HCI フィジカルAIの体験会 電線業界でもロボット導入が進展

 電線製造機械とロボットSIerの両事業を展開するHCI(大阪府泉大津市・奥山浩司(剛旭)社長)は、7月1日に同社新テストファクトリー(TF)・CBM工場(泉大津市板原町)にて、内覧会およびフィジカルAI体験会を開催した。

 同内覧会は入場時間別に6部制となっており、約180人の取引先が参集した。同社のTFは、ロボットシステムおよびケーブル製造装置のテスト工場であり、一般客向けにもデモを行っていた。

 もともとのTFは同町内に存在したが、手狭になったため約1.3倍の場所へ移転し、従来のTFは塗装工場となった。展示内容は協働ロボット6台、産業用ロボット5台、フィジカルAI対応ロボットシステム2システム、清掃ロボット2台、運搬ロボット2台、AMR1台、撚線機2台、押出機1台ほか。

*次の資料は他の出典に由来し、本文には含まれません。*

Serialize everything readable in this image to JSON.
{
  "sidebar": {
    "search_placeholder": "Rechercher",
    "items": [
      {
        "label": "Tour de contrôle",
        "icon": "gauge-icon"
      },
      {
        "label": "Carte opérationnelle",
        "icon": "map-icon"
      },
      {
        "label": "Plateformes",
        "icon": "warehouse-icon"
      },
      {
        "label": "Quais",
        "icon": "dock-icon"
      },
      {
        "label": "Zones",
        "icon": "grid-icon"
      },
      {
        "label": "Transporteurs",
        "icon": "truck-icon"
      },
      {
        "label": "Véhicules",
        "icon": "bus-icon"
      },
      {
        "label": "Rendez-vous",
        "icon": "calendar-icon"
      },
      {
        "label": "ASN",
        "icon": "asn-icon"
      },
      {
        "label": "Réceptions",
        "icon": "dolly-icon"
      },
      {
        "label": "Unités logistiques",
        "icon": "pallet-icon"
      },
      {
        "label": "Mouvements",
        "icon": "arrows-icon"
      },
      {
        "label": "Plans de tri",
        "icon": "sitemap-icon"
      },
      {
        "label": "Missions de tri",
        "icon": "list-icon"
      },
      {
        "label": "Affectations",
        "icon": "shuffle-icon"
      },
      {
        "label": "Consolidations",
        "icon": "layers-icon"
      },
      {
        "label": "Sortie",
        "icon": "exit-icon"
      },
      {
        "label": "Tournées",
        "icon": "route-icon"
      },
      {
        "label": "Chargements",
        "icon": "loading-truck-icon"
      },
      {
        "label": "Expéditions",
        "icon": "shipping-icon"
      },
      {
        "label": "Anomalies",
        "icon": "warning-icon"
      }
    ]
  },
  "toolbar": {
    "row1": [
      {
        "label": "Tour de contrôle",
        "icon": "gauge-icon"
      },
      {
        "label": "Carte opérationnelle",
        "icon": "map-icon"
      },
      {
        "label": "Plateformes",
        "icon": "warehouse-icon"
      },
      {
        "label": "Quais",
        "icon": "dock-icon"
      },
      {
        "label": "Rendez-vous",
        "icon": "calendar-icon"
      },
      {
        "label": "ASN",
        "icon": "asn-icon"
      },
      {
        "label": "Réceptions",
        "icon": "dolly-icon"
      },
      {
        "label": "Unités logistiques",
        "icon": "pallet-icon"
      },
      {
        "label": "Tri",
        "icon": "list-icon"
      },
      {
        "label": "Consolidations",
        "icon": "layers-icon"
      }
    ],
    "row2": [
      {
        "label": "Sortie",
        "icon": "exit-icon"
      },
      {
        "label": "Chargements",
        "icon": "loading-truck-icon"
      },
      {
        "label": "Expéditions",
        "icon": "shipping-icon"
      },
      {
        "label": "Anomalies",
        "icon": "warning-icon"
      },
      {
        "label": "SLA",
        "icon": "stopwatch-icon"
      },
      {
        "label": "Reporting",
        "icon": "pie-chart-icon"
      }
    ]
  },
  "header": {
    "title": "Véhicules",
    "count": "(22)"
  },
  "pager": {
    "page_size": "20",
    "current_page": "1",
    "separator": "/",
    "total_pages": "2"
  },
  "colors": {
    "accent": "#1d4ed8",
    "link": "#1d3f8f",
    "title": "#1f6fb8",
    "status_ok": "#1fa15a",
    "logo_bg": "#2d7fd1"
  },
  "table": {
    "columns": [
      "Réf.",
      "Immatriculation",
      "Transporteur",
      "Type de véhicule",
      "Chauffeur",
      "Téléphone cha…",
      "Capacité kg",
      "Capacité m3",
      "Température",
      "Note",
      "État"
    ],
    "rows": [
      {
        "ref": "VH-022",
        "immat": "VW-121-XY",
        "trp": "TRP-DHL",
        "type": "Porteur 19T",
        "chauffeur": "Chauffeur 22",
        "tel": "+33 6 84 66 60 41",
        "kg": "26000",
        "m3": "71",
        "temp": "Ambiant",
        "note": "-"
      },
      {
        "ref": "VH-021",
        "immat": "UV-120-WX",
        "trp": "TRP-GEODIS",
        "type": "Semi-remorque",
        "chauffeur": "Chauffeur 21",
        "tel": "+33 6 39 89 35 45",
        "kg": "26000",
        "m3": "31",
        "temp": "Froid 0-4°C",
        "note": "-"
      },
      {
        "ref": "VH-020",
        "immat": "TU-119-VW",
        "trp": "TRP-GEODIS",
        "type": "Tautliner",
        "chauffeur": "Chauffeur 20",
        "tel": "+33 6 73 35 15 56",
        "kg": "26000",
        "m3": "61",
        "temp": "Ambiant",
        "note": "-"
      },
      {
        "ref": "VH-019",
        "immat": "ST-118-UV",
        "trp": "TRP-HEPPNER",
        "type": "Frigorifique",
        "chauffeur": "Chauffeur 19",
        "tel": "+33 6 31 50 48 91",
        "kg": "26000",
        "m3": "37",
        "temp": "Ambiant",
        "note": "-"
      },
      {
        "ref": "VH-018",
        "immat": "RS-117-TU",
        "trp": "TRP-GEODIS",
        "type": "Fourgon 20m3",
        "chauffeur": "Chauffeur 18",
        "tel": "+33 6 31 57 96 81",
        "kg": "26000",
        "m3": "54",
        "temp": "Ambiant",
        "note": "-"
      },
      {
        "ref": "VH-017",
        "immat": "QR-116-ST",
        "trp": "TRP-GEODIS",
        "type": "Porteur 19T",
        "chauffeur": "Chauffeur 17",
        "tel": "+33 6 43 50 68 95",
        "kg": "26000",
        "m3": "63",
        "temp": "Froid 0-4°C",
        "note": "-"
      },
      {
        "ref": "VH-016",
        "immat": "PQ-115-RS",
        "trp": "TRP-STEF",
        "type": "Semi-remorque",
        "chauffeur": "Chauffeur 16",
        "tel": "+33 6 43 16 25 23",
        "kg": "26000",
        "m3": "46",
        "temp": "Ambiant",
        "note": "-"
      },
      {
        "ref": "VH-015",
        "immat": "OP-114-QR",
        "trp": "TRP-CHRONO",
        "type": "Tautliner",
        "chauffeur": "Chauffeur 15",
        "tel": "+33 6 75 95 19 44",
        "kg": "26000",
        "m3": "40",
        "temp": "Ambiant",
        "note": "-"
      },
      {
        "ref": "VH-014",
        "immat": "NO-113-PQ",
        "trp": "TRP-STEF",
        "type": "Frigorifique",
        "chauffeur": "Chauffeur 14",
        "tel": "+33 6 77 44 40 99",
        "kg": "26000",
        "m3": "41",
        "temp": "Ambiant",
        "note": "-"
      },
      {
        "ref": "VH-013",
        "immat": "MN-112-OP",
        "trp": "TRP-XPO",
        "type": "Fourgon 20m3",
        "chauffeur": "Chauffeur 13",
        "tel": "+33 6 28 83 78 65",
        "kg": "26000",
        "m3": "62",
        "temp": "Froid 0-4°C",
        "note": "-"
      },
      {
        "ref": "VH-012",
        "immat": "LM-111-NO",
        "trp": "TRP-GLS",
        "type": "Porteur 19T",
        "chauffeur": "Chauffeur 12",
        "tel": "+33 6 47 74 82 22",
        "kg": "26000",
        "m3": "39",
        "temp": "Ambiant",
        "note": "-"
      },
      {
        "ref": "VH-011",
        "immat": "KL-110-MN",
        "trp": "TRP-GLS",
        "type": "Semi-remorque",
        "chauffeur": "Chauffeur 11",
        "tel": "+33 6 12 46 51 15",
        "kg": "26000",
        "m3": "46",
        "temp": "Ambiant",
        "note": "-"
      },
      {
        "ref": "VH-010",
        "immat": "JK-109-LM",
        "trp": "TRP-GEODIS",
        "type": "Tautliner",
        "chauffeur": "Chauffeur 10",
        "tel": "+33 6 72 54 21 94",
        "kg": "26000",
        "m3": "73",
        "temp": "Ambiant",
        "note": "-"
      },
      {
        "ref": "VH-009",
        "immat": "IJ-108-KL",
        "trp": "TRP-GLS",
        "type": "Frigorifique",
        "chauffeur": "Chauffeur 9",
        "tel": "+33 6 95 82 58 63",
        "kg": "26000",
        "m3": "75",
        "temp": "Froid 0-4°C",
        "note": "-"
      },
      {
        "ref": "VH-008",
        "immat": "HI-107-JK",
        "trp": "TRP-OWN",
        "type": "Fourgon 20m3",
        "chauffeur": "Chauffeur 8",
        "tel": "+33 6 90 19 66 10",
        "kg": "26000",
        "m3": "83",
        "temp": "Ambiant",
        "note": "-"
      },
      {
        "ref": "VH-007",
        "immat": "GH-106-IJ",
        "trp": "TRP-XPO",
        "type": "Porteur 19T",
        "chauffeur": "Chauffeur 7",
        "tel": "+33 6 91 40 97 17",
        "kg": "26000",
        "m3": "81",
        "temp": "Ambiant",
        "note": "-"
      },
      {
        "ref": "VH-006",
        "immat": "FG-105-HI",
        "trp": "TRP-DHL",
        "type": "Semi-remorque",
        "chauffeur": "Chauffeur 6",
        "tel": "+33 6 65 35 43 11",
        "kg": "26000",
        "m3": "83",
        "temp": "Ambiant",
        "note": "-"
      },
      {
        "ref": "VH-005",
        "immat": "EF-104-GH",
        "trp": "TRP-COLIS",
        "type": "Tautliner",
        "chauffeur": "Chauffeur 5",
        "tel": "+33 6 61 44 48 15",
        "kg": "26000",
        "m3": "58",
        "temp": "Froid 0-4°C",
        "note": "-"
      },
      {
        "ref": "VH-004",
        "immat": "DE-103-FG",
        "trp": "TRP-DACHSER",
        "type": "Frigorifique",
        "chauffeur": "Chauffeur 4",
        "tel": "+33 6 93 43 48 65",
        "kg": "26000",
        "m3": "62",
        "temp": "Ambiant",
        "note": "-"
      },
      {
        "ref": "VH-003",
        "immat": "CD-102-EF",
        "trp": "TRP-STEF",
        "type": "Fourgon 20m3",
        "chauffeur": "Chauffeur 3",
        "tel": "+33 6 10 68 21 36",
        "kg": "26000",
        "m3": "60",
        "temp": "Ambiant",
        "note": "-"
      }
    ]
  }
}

 また、TFに近いHCI本社にある、同社の社員食堂兼レストラン兼ショールームの「ロボカフェ」では、人型ロボットヒューマノイド(モバイルマニピュレーションAIロボット)「ロボボにゃん RMM-01D」も展示されていた。同ロボットは日本初のロボットヒューマノイドとして既に出荷済み。年末に向けてVLA(ビジョン・ラングウィッジ・アクション)対応にバージョンアップさせた新型機をRoboNext2026で展示する予定だ。

石曽根智昭氏

フィジカルAI進展 競争力強化の原動力に

 内覧会場には経産省製造産業局産業機械課ロボット政策室長の石曽根智昭氏も来場していた。石曽根氏は「ロボットの活用可能性が広がる昨今、今回のようなTFは実際にさまざまなロボットに生で触れられる機会になる。ロボットに触れたことのない企業にとっては、実際の使いどころがイメージできるため、このTFは最適だろう。今回の内覧会の主要テーマのひとつはフィジカルAIだが、ビッグテックが開発するようなベースの部分から、作業現場で活用される部分まで、さまざまな階層があり、世界的に見て開発段階の端緒と言える」と語った。

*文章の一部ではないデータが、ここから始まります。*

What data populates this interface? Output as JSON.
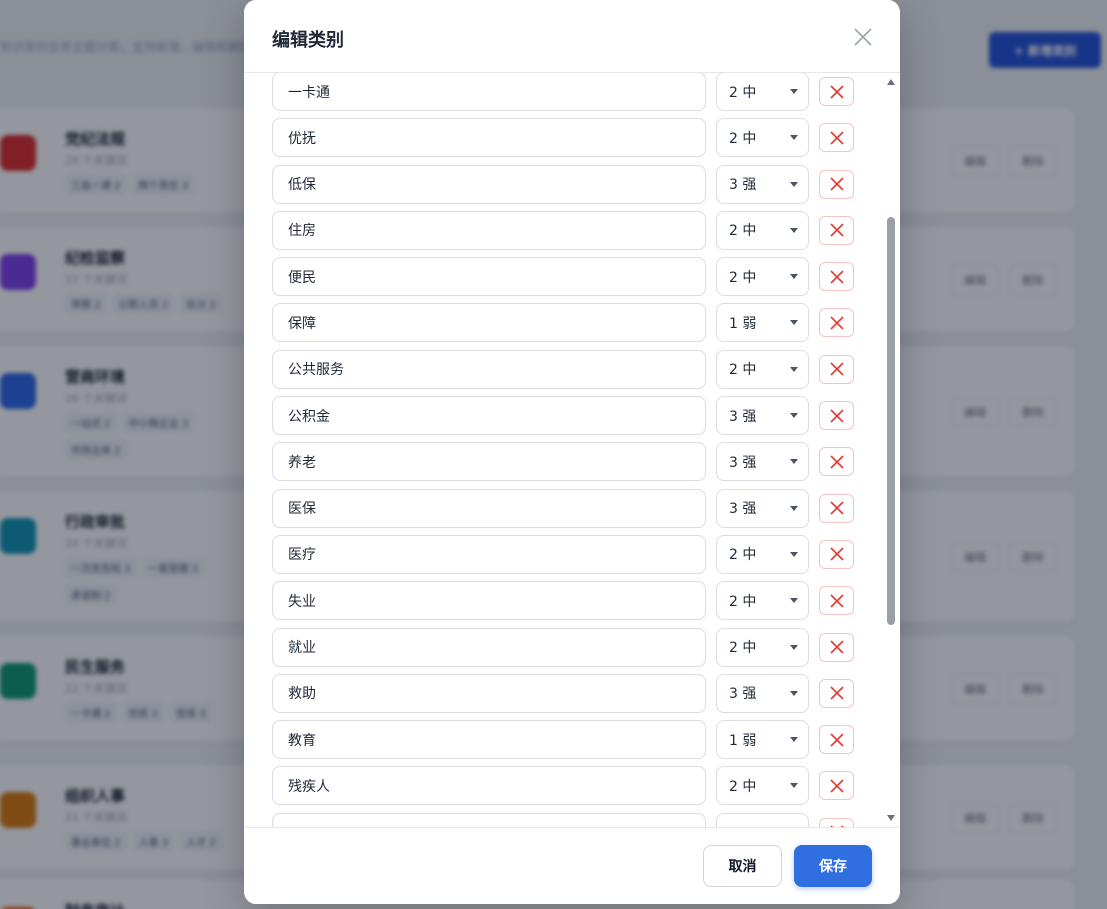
{
  "background": {
    "subtitle": "知识库的业务主题分类，支持新增、编辑和删除",
    "add_button": "+ 新增类别",
    "edit_label": "编辑",
    "delete_label": "删除",
    "cards": [
      {
        "title": "党纪法规",
        "count": "28 个关键词",
        "tags": [
          "三会一课 2",
          "两个责任 3"
        ],
        "color": "#dc2626"
      },
      {
        "title": "纪检监察",
        "count": "27 个关键词",
        "tags": [
          "举报 2",
          "公职人员 2",
          "处分 2"
        ],
        "color": "#7c3aed"
      },
      {
        "title": "营商环境",
        "count": "26 个关键词",
        "tags": [
          "一站式 2",
          "中小微企业 3",
          "市场主体 2"
        ],
        "color": "#2563eb"
      },
      {
        "title": "行政审批",
        "count": "24 个关键词",
        "tags": [
          "一次性告知 3",
          "一窗受理 3",
          "承诺制 2"
        ],
        "color": "#0891b2"
      },
      {
        "title": "民生服务",
        "count": "22 个关键词",
        "tags": [
          "一卡通 2",
          "优抚 2",
          "低保 3"
        ],
        "color": "#059669"
      },
      {
        "title": "组织人事",
        "count": "21 个关键词",
        "tags": [
          "事业单位 2",
          "人事 3",
          "人才 2"
        ],
        "color": "#d97706"
      },
      {
        "title": "财务审计",
        "count": "",
        "tags": [],
        "color": "#ea580c"
      }
    ]
  },
  "modal": {
    "title": "编辑类别",
    "cancel_label": "取消",
    "save_label": "保存",
    "accent_color": "#2f6fe0",
    "delete_color": "#e53935",
    "rows": [
      {
        "name": "一卡通",
        "level": "2 中"
      },
      {
        "name": "优抚",
        "level": "2 中"
      },
      {
        "name": "低保",
        "level": "3 强"
      },
      {
        "name": "住房",
        "level": "2 中"
      },
      {
        "name": "便民",
        "level": "2 中"
      },
      {
        "name": "保障",
        "level": "1 弱"
      },
      {
        "name": "公共服务",
        "level": "2 中"
      },
      {
        "name": "公积金",
        "level": "3 强"
      },
      {
        "name": "养老",
        "level": "3 强"
      },
      {
        "name": "医保",
        "level": "3 强"
      },
      {
        "name": "医疗",
        "level": "2 中"
      },
      {
        "name": "失业",
        "level": "2 中"
      },
      {
        "name": "就业",
        "level": "2 中"
      },
      {
        "name": "救助",
        "level": "3 强"
      },
      {
        "name": "教育",
        "level": "1 弱"
      },
      {
        "name": "残疾人",
        "level": "2 中"
      },
      {
        "name": "",
        "level": ""
      }
    ]
  }
}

 さらに石曽根氏は、「その中で日本の強みは、HCIのような現場でロボットをインテグレートしてきた能力にある。現場のタスクをこなすフィジカルAIを伸ばすことが日本の競争力につながるだろう。この現場の能力は世界的にも注目されており、これこそが日本の勝ち筋となるだろう。また、各階層の生成AIを育てることが世界的潮流となっているが、6月30日に発表した『AIロボット・フィジカルAIを見据えたマルチモーダル基盤モデル開発事業』の実施体制において、国家プロジェクトとしてさまざまな企業がデータを持ち寄って開発を行っていく。これが、ヒューマノイドや産業用ロボットを含むすべてのベースとなっていく。また、現場用AI開発も川崎重工業、安川電機、ファナックといった企業がデータを持ち寄り、今年から始まろうとしている」と語った。

撚線機も受注が好調 張力制御が高評価

 今回のTF拡張移転が示す通り、同社によればI&R事業(インダストリアルマシナリー&ロボットシステム)とS&S事業(サービスロボット&ソーシャルシステム)は順調に伸びているという。また、撚線機も張力自律制御システムが高く評価されて、受注も好調のようだ。搬送ロボットについても、600kg以上のAMRも電線メーカー向けに採用されているという。電線業界内でもロボット導入、そして工程の自動化・自律化は確実に進みつつある。